The problem with using the zarr python client here is that it is not flexible enough to link to different types of data as part of the NWB. For example, an existing NWB that has a lot of datasets moderate sized datasets, plus one giant dataset with 1 million chunks (raw ephys). It's not practical to represent that as a Zarr. It needs to be a Zarr with a special annotation on that one dataset with a pointer to the original NWB on DANDI. This is what lindi.LindiClient can handle... with an h5py-compatible api.
Would 'lindi.LindiDataset' inherit from 'h5py.Dataset'?
Possibly... I'm not sure...
For example, an existing NWB that has a lot of moderate sized datasets, plus one giant dataset with 1 million chunks (raw ephys). It's not practical to represent that as a Zarr.
It looks like the Zarr community is dealing with this by implementing sharding. @magland, are you familiar with this codec specification for sharding in Zarr merged two months ago? Does this resolve the issue with millions of chunks or are there other issues you are hoping to address with LINDI?

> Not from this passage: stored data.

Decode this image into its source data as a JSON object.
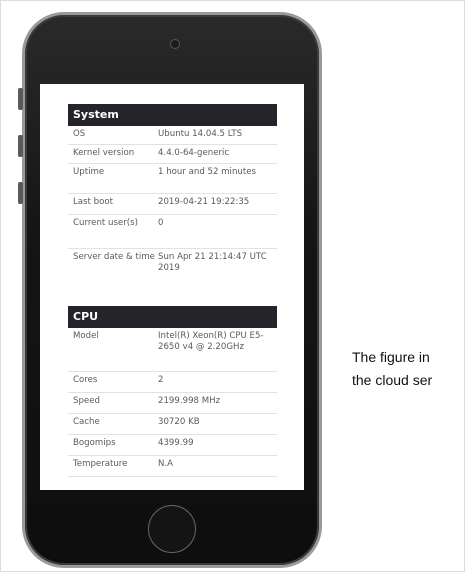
{
  "system": {
    "title": "System",
    "rows": [
      {
        "label": "OS",
        "value": "Ubuntu 14.04.5 LTS"
      },
      {
        "label": "Kernel version",
        "value": "4.4.0-64-generic"
      },
      {
        "label": "Uptime",
        "value": "1 hour and 52 minutes"
      },
      {
        "label": "Last boot",
        "value": "2019-04-21 19:22:35"
      },
      {
        "label": "Current user(s)",
        "value": "0"
      },
      {
        "label": "Server date & time",
        "value": "Sun Apr 21 21:14:47 UTC 2019"
      }
    ]
  },
  "cpu": {
    "title": "CPU",
    "rows": [
      {
        "label": "Model",
        "value": "Intel(R) Xeon(R) CPU E5-2650 v4 @ 2.20GHz"
      },
      {
        "label": "Cores",
        "value": "2"
      },
      {
        "label": "Speed",
        "value": "2199.998 MHz"
      },
      {
        "label": "Cache",
        "value": "30720 KB"
      },
      {
        "label": "Bogomips",
        "value": "4399.99"
      },
      {
        "label": "Temperature",
        "value": "N.A"
      }
    ]
  },
  "caption": {
    "line1": "The figure in",
    "line2": "the cloud ser"
  }
}
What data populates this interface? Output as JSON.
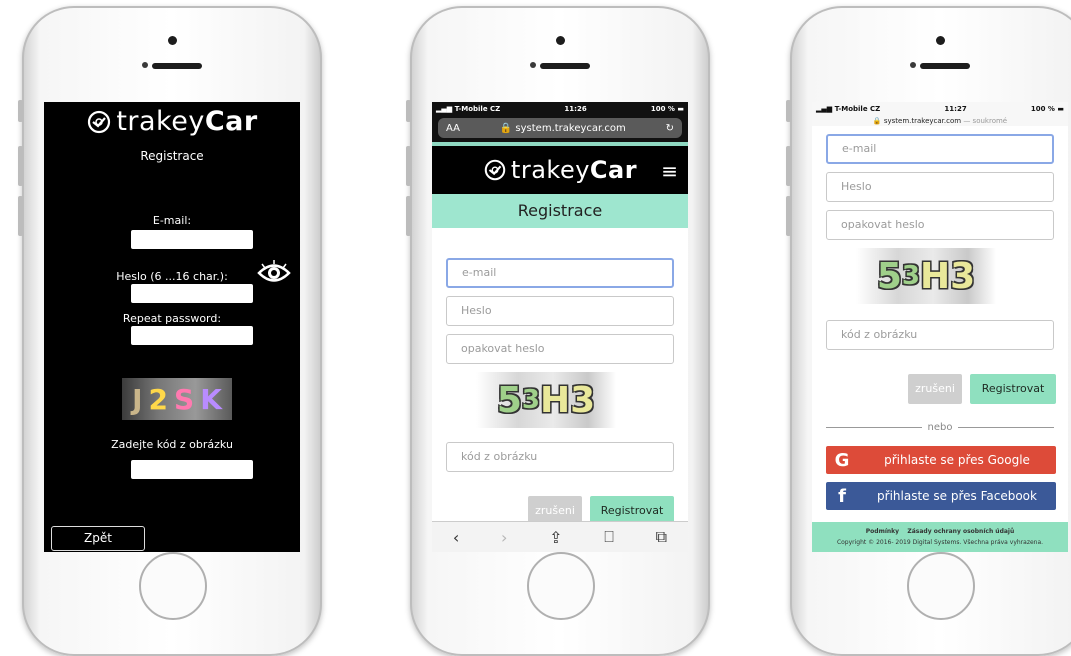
{
  "phone1": {
    "brand": {
      "prefix": "trakey",
      "suffix": "Car"
    },
    "subtitle": "Registrace",
    "email_label": "E-mail:",
    "password_label": "Heslo (6 ...16 char.):",
    "repeat_label": "Repeat password:",
    "captcha": [
      "J",
      "2",
      "S",
      "K"
    ],
    "captcha_label": "Zadejte kód z obrázku",
    "back_button": "Zpět"
  },
  "phone2": {
    "status": {
      "carrier": "T-Mobile CZ",
      "time": "11:26",
      "battery": "100 %"
    },
    "url": {
      "text_size": "AA",
      "host": "system.trakeycar.com",
      "reload": "↻"
    },
    "brand": {
      "prefix": "trakey",
      "suffix": "Car"
    },
    "menu_icon": "hamburger-icon",
    "title": "Registrace",
    "fields": {
      "email": "e-mail",
      "password": "Heslo",
      "repeat": "opakovat heslo",
      "captcha": "kód z obrázku"
    },
    "captcha": [
      "5",
      "3",
      "H",
      "3"
    ],
    "cancel": "zrušeni",
    "register": "Registrovat",
    "toolbar": [
      "back",
      "forward",
      "share",
      "bookmarks",
      "tabs"
    ]
  },
  "phone3": {
    "status": {
      "carrier": "T-Mobile CZ",
      "time": "11:27",
      "battery": "100 %"
    },
    "url": {
      "host": "system.trakeycar.com",
      "privacy": "— soukromé"
    },
    "fields": {
      "email": "e-mail",
      "password": "Heslo",
      "repeat": "opakovat heslo",
      "captcha": "kód z obrázku"
    },
    "captcha": [
      "5",
      "3",
      "H",
      "3"
    ],
    "cancel": "zrušeni",
    "register": "Registrovat",
    "divider": "nebo",
    "google": {
      "icon": "G",
      "text": "přihlaste se přes Google",
      "color": "#dd4b39"
    },
    "facebook": {
      "icon": "f",
      "text": "přihlaste se přes Facebook",
      "color": "#3b5998"
    },
    "footer": {
      "links": [
        "Podmínky",
        "Zásady ochrany osobních údajů"
      ],
      "copyright": "Copyright © 2016- 2019 Digital Systems. Všechna práva vyhrazena."
    }
  },
  "colors": {
    "mint": "#9ee6cf",
    "green_button": "#8fe0bf",
    "focus_border": "#8aa8e6"
  }
}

It looks like the Zarr community is dealing with this by implementing sharding. @magland, are you familiar with this codec specification for sharding in Zarr merged two months ago? Does this resolve the issue with millions of chunks or are there other issues you are hoping to address with LINDI?
I hadn't see that, thanks. I think sharding is the right way to go for newly created NWBs. However I don't think it's practical to re-chunk and re-upload all the existing hdf5 nwb files, and that's where LINDI comes in.
@bendichter things are explained better now in the latest README... and the pynwb integration even works!
If it answers your question we can close this issue.
These lines in the readme:
seem to indicate we will be using h5py to read the file, which confused me. The rest of the readme workflow looks like we are doing something similar to kerchunk, so I would expect to use Zarr here.